А Адалан смотрел и думал, что вдвоем — это точно — не так страшно и обидно жить, как одному.

А еще слушал, как они разговаривали. Найля рассказывала о маме, о сестрах и братьях, о том, какая у них была большая дружная семья, пока не умер отец. А Над хвалился, что в Зурин-Ай все знают ру-Гри, древний знатный род, что его старшие братья служат герцогу Туманных Берегов и что однажды они найдут их с Кер и обязательно выкупят. Вранье, конечно. Отсюда еще никого не выкупали родные, только новые хозяева, если понравишься. Но все равно хотелось верить...

Только у Адалана-то ничего такого не было: ни друзей, ни родителей, ни сестер с братьями, которые вдруг примчатся с кучей золота и заберут его к себе, ни сказок о "хорошем раньше". Он появился на свет прямо здесь, в этой школе, с серьгой невольника в правой ноздре, и не помнил ни отца, ни мамы, а только других воспитанников, наставников, смотрителя Бораса, деда Бо, как называли его дети, да хозяина, почтенного Нарайна Орса, который иногда требовал его к себе, бегло осматривал и снова прогонял прочь.

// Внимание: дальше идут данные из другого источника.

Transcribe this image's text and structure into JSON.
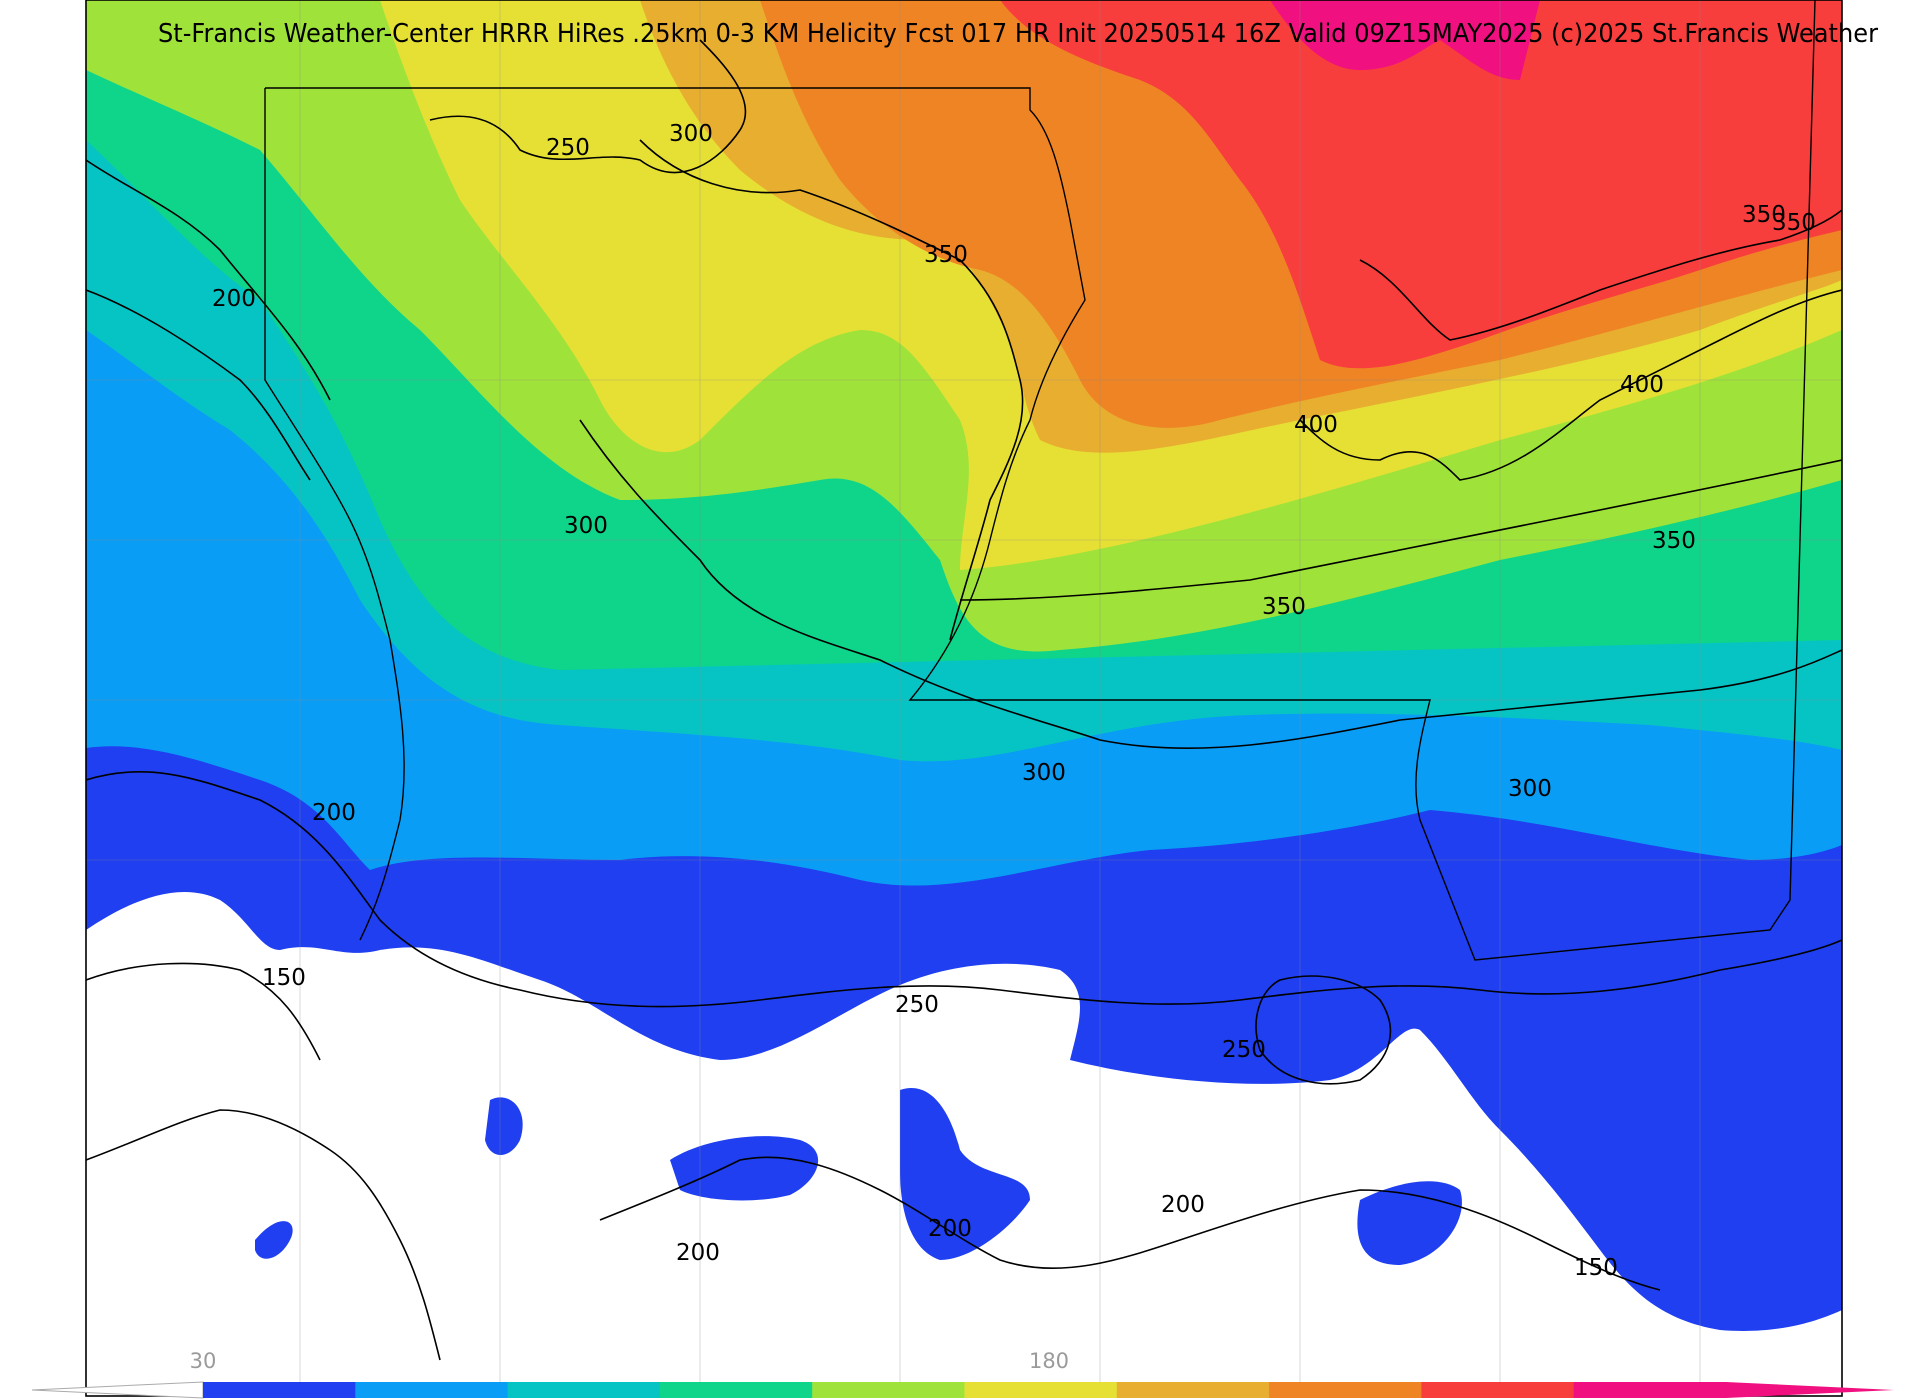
{
  "title": "St-Francis Weather-Center HRRR HiRes .25km 0-3 KM Helicity Fcst 017 HR Init 20250514 16Z  Valid 09Z15MAY2025    (c)2025 St.Francis Weather",
  "colorbar": {
    "tick_labels": [
      "30",
      "180"
    ],
    "colors": [
      "#1f3ff0",
      "#0a9df5",
      "#06c4c4",
      "#0ed58a",
      "#9fe33a",
      "#e6e035",
      "#e8ae30",
      "#ef8425",
      "#f83d3d",
      "#f0107f"
    ]
  },
  "fill_colors": {
    "none": "#ffffff",
    "blue": "#1f3ff0",
    "sky": "#0a9df5",
    "cyan": "#06c4c4",
    "teal": "#0ed58a",
    "green": "#9fe33a",
    "yellow": "#e6e035",
    "gold": "#e8ae30",
    "orange": "#ef8425",
    "red": "#f83d3d",
    "magenta": "#f0107f"
  },
  "contour_labels": [
    "250",
    "300",
    "350",
    "200",
    "300",
    "350",
    "400",
    "350",
    "400",
    "350",
    "350",
    "300",
    "300",
    "200",
    "150",
    "250",
    "250",
    "200",
    "200",
    "200",
    "150"
  ]
}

Даже настоящего имени у него не было. Это Бо все время называл его "мой сладкий"; орбинское "эйдел лайн" на свой умгарский манер он переделал в непонятное "адалан", которое все и подхватили .

А еще у Адалана были очень длинные светлые волосы, какие-то там глаза и еще что-то... "Ах , какая красота! — чмокали губами наставники. — Истинный бриллиант будет! Только не испортить бы огранкой". А дети злились: и на похвалу наставников, и на то, что его серьга золотая и настоящая, сделанная мастером, а у них только серебряные проволочные колечки, ехидно звали златокудрым господином и требовали что-нибудь наколдовать. Он ничего не понимал, а потому получал и за это тоже.

Другие дети думали, что восторги взрослых, внимание хозяина или привязанность смотрителя делают жизнь воспитанника легче и приятнее, но сам Адалан знал, что это совсем не так. Взрослых он боялся еще больше, чем детей: он им не верил. И особенно боялся деда Бо, который часто с ним возился вопреки хозяйскому запрету. Почтеннейший Орс своих воспитанников берег: все они очень дорого стоили, а Бо умел избивать и не калечить, поэтому именно ему поручались наказания.

Адалан, уткнувшись носом в колени, сидел под стеной и ревел, решив для себя, что никогда больше не вылезет из подвала и лучше умрет тут от холода и голода, чем позволит всем, кто сильнее, над собой издеваться. А наревевшись — так и задремал. Разбудил его удивленный оклик:

— Адалан?

Адалан дернулся и открыл глаза. Длинные тени, влажный камень и холод, заставляющий стучать зубами, — он и не понял сначала, где находится. Потом вспомнил про подвал, узнал голос и испугался: теперь точно убьет — еще ни разу Борас не заставал его здесь. Жестокий ко всем, от помощников до последнего кота-крысолова, старик никогда не бил любимчика по-настоящему. Может, по щекам когда или по заднице — так это и не наказание даже. Но Адалан все равно боялся до дрожи. Он много раз слышал, как ласково уговаривал дед Бо несчастных, уводя в подвал. А потом они возвращались тихими и покорными, будто изломанными, совсем не похожими на себя.

— Зачем ты тут, мой сладкий? — Бо присел, поставил подсвечник, улыбнулся. — Неужели так торопишься сюда попасть? Не время еще, подожди, подрасти немного, авось хозяин сам приведет... А я вот башмачок твой нашел. Давай-ка надену.